1926 film by George B. Seitz

The Ice Flood is a 1926 American silent northwoods drama film produced and distributed by Universal Pictures. It was directed by George Seitz and starred Kenneth Harlan and Viola Dana.

The Brute Breaker had previously been adapted by Universal in 1919, under the title of the source material.

==Plot==
Jack De Quincy, fresh out of Oxford, is the son of a wealthy lumberjack who has been sent to straighten out the French Canadian logging camps. He tells his father that he intends to keep his identity hidden, and conceals the fact that he was a college boxing champion.

The toughest camp in the area hears tales from a nearby town of a handsome "wildcat" who has kicked out it's bootleggers and ruffians. 'Dum-Dum' Pete and 'Dumb' Danny laugh as they tell the story, but Marie O'Neil and her disabled brother Billy long to see the mysterious hero. That evening, Jack accidentally arouses the bullies' anger by dancing with Marie O'Neil, the daughter of the camp superintendent, against Pete's orders. Pete challenges Jack to a fight and is beaten badly, but Marie believes that Jack started the fight just to impress her and doesn't wish to engage with him.
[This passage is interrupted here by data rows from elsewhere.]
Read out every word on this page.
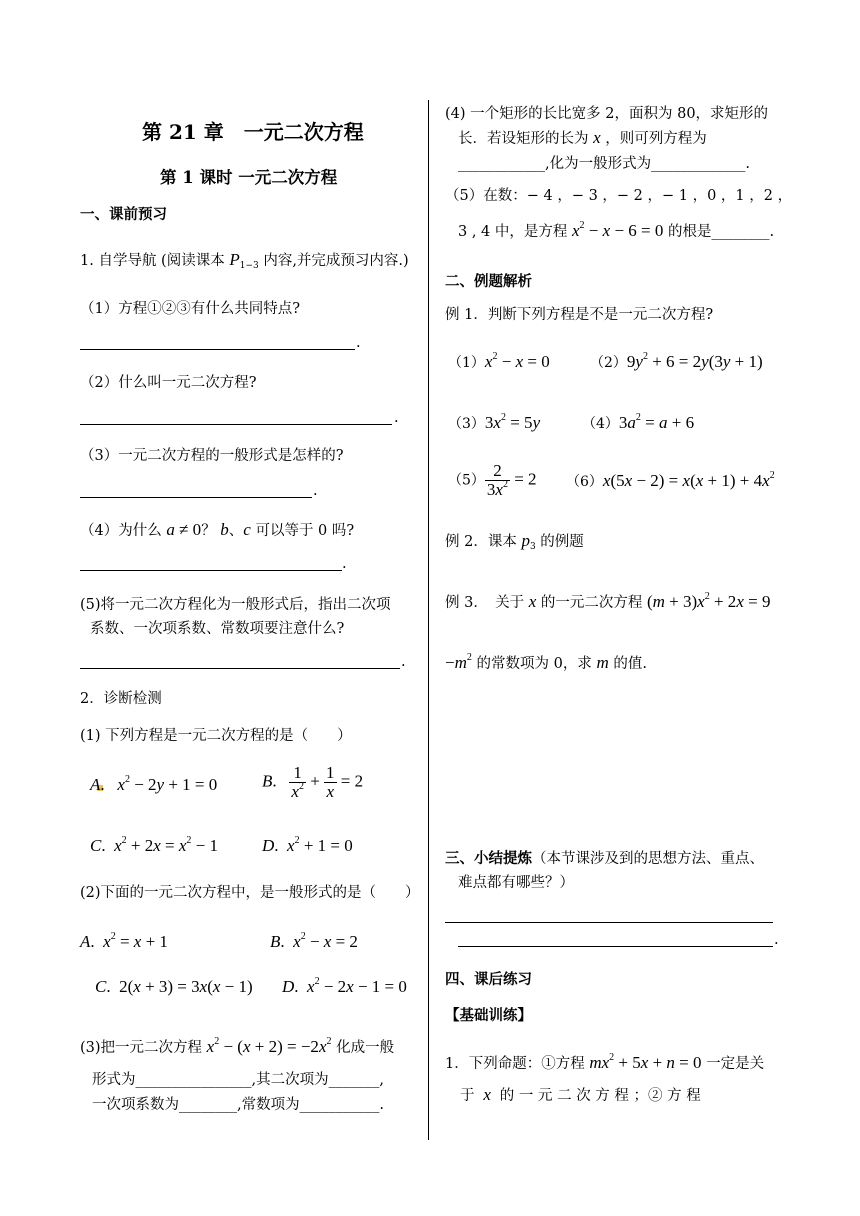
第 21 章　一元二次方程
第 1 课时 一元二次方程
一、课前预习
1. 自学导航 (阅读课本 $P_{1-3}$ 内容,并完成预习内容.)
（1）方程①②③有什么共同特点?
.
（2）什么叫一元二次方程?
.
（3）一元二次方程的一般形式是怎样的?
.
（4）为什么 a ≠ 0？ b、c 可以等于 0 吗?
.
(5)将一元二次方程化为一般形式后，指出二次项
系数、一次项系数、常数项要注意什么?
.
2．诊断检测
(1) 下列方程是一元二次方程的是（　　）
A.   $x^2 - 2y + 1 = 0$	B. $\frac{1}{x^2} + \frac{1}{x} = 2$
C.  $x^2 + 2x = x^2 - 1$	D.  $x^2 + 1 = 0$
(2)下面的一元二次方程中，是一般形式的是（　　）
A.  $x^2 = x + 1$	B.  $x^2 - x = 2$
C.  2(x + 3) = 3x(x − 1) D.  $x^2 - 2x - 1 = 0$
(3)把一元二次方程 $x^2 - (x + 2) = -2x^2$ 化成一般
形式为________________,其二次项为_______,
一次项系数为________,常数项为___________.
(4) 一个矩形的长比宽多 2，面积为 80，求矩形的
长．若设矩形的长为 x ，则可列方程为
____________,化为一般形式为_____________.
（5）在数：− 4 ，− 3 ，− 2 ，− 1 ，0 ，1 ，2 ，
3 , 4 中，是方程 $x^2 - x - 6 = 0$ 的根是________.
二、例题解析
例 1．判断下列方程是不是一元二次方程?
$(1)x^2 - x = 0$	$(2)9y^2 + 6 = 2y(3y + 1)$
$(3)3x^2 = 5y$	$(4)3a^2 = a + 6$
$(5) \frac{2}{3x^2} = 2$ $(6)x(5x - 2) = x(x + 1) + 4x^2$
例 2．课本 $p_3$ 的例题
例 3．　关于 x 的一元二次方程 $(m + 3)x^2 + 2x = 9$
$-m^2$ 的常数项为 0，求 m 的值.
三、小结提炼（本节课涉及到的思想方法、重点、
难点都有哪些？）
.
四、课后练习
【基础训练】
1．下列命题：①方程 $mx^2 + 5x + n = 0$ 一定是关
于  x  的 一 元 二 次 方 程 ；② 方 程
The next day the bullies discover their bootlegged liquor has been stolen, and orders Jack to leave camp. He sets up his own camp nearby, but Marie overhears the bullies planning to attack him and follows them with her father to Jack's location. They shoot at a figure next to the fire, and think Jack is dead. Marie and her father are captured, and Marie put on a launch on the river while her father is tied to a tree. It turns out the figure next to the fire was a dummy, and Jack gets the drop on Dan as he investigates the camp, and he takes him prisoner. The other bully is lured to the camp and also made prisoner. Meanwhile, ice in the river is gathering around Marie and her father breaks his bonds, and with the help of Jack, save Marie from the ice floes.

==Cast==
- Kenneth Harlan as Jack De Quincy
- Viola Dana as Marie O'Neill
- Frank Hagney as 'Dum-Dum' Pete
- Fred Kohler as 'Cougar' Kid
- DeWitt Jennings as James O'Neill (Marie's father)
- Norman Deming as 'Dumb' Danny
- Kitty Barlow as Lumber Camp Cook
- James Gordon as Lumber Camp Physician
- George Irving as Thomas De Quincey
- Billy Kent Schaefer as Little Billy
- Walter Brennan as Lumberjack (uncredited)

==Production==
Exteriors for The Ice Flood were shot on location in Klamath Falls, Oregon, and the interiors were filmed on the Universal Studios Lot.

== Reception ==
Moving Picture World reviewer C.S. Sewell gave the film a positive review, praising the excellent fight scenes and "generous use of miniatures."

==Preservation==
A complete 16mm exists and has been distributed on DVD by Alpha Video, Grapevine Video, and TeleVista. The film is also held by the Library of Congress.